Grève contre la réforme des retraites : la maintenance préventive du site Seveso d'Engie à Gournay-sur-Aronde reportée

Depuis le 13 janvier, des salariés grévistes de Storengie de Gournay-sur-Aronde dans l'Oise bloquent le site de 6h à 18h. / © F.Ben
Depuis le 13 janvier, des salariés grévistes de Storengie de Gournay-sur-Aronde dans l'Oise bloquent le site de 6h à 18h. / © F.Ben

Depuis plusieurs jours, des grévistes bloquent le site d'Engie de Gournay-sur-Aronde dans l'Oise. L'action de ces agents en grève contre la réforme des retraites entrave les opérations de maintenance de ce site de stockage de gaz naturel classé Seveso.

Par Jennifer Alberts


Ils sont en grève depuis le début du mouvement de protestation contre la réforme des retraites. Depuis le 5 décembre, le site Engie de stockage de gaz naturel situé à Gournay-sur-Aronde dans l'Oise était bloqué le matin. Mais le 13 janvier, la CGT a décidé de durcir la grève : exceptés les non-grévistes, rien n'entre ni ne sort de l'entreprise de 6h à 18h. 

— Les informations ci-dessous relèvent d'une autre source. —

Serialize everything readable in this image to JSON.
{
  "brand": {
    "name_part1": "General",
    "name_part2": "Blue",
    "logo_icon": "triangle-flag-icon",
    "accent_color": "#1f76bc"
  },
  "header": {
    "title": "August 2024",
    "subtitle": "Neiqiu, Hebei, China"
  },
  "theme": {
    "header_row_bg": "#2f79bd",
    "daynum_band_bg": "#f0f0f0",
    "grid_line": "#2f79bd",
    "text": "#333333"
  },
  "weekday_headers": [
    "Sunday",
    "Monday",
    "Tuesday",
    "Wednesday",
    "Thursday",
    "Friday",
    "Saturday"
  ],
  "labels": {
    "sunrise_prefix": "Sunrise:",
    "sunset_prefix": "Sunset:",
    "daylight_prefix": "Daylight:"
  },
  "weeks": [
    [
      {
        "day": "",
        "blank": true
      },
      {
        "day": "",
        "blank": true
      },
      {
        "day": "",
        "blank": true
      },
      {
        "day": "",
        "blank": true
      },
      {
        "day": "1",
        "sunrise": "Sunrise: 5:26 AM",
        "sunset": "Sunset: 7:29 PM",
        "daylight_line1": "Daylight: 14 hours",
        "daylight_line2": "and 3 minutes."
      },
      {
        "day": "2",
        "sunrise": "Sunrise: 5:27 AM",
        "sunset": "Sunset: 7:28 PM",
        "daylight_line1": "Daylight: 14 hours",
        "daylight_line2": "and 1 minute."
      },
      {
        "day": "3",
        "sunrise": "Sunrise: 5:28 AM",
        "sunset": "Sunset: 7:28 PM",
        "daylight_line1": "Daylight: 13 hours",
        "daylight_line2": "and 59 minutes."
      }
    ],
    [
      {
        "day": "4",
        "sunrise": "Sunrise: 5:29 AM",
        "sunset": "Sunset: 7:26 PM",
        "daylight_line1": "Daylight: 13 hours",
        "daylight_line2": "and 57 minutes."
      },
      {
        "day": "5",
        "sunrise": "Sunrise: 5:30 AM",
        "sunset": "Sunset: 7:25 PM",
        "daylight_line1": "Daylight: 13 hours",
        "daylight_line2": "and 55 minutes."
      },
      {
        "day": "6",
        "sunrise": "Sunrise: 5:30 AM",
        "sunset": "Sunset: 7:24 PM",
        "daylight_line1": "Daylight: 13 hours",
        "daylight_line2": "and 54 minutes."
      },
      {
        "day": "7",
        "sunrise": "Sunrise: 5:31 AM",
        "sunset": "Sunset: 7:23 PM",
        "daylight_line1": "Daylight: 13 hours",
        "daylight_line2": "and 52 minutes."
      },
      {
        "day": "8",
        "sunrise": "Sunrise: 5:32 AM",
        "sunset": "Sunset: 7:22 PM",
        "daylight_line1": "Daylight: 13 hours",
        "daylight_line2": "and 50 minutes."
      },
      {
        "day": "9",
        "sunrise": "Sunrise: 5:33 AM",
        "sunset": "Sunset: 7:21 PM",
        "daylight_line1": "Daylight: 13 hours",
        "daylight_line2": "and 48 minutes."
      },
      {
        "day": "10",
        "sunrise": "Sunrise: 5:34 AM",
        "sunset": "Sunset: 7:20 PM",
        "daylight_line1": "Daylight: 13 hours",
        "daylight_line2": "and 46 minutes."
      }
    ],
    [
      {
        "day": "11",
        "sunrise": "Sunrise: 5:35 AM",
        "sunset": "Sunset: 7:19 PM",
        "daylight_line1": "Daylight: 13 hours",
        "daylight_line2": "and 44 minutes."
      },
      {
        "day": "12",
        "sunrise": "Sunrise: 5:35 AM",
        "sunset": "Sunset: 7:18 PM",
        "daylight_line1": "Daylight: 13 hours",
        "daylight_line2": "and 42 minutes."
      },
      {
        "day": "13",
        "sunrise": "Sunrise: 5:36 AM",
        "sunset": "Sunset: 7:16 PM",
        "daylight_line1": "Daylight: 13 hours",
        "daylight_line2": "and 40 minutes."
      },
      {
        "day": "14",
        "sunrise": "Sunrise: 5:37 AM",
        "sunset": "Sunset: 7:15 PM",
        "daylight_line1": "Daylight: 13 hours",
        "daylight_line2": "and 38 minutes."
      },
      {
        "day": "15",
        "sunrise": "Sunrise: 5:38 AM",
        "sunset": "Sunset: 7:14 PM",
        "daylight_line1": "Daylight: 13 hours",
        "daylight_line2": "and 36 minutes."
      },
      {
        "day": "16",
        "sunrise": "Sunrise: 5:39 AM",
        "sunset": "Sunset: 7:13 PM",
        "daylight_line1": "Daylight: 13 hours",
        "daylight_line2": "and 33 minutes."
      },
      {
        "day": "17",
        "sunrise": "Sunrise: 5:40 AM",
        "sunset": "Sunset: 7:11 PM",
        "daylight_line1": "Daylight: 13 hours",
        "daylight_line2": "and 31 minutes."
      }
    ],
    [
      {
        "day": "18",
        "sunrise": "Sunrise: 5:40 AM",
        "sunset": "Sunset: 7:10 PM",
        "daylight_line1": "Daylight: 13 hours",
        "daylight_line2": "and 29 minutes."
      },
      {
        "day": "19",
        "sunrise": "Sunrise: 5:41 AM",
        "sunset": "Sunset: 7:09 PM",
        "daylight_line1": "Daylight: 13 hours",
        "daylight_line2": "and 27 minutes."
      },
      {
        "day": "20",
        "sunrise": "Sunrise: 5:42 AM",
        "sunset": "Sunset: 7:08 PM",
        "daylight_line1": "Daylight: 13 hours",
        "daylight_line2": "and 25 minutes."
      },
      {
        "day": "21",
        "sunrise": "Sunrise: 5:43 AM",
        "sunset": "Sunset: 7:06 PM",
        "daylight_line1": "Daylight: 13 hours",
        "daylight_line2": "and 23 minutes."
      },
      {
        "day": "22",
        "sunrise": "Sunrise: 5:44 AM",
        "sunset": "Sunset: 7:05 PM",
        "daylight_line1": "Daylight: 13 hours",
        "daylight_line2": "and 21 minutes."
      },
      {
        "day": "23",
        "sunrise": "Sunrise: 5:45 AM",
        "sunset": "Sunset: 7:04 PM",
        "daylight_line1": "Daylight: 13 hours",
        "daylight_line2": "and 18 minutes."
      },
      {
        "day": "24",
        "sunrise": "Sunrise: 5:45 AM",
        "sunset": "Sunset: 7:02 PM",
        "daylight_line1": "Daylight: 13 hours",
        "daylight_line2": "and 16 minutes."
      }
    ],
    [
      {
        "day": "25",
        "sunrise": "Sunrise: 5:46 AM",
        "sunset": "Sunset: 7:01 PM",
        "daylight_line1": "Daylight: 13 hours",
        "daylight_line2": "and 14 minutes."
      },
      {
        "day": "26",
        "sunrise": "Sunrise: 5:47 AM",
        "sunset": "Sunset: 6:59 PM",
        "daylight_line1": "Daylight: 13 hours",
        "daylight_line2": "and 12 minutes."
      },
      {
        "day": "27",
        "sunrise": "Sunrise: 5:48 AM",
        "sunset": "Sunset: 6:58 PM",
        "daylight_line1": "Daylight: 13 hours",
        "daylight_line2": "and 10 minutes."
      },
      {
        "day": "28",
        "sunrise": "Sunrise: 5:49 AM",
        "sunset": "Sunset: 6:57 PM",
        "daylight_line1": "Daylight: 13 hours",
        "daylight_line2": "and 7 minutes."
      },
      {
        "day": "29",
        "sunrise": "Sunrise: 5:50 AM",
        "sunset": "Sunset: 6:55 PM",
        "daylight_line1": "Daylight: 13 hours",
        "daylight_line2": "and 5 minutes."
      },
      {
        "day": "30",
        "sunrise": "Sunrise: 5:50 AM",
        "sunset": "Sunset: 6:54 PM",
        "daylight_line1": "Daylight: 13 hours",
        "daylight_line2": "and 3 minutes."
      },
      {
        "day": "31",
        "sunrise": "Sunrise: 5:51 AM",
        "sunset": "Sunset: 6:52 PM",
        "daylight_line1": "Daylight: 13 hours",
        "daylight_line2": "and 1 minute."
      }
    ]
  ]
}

"On est sur une convergence des luttes, explique Frédéric Ben, délégué CGT du site. Il y a du monde qui vient d'un peu partout : des cheminots, des hospitaliers... On tourne à une vingtaine de personnes en moyenne sur place. Mais sur les 35 salariés qui travaillent en moyenne chaque jour à Storengie (sur 50 postes, ndlr), on est à peu près 50% en grève."
 

Feux de palettes et de pneus empêchent les entreprises extérieures de pénétrer sur le site. "Il y a un certain nombre d'opérations de maintenance qui ne peuvent pas avoir lieu. Par exemple, on a 25 Italiens qui attendent depuis 15 jours de pouvoir faire ce pour quoi ils sont venus, raconte Frédéric Ben. En attendant, toutes ces entreprises sont payées. Il faudra qu'elles reviennent et donc il faudra les payer à nouveau. Certaines réparations assurées par des salariés grévistes ne sont pas assurées."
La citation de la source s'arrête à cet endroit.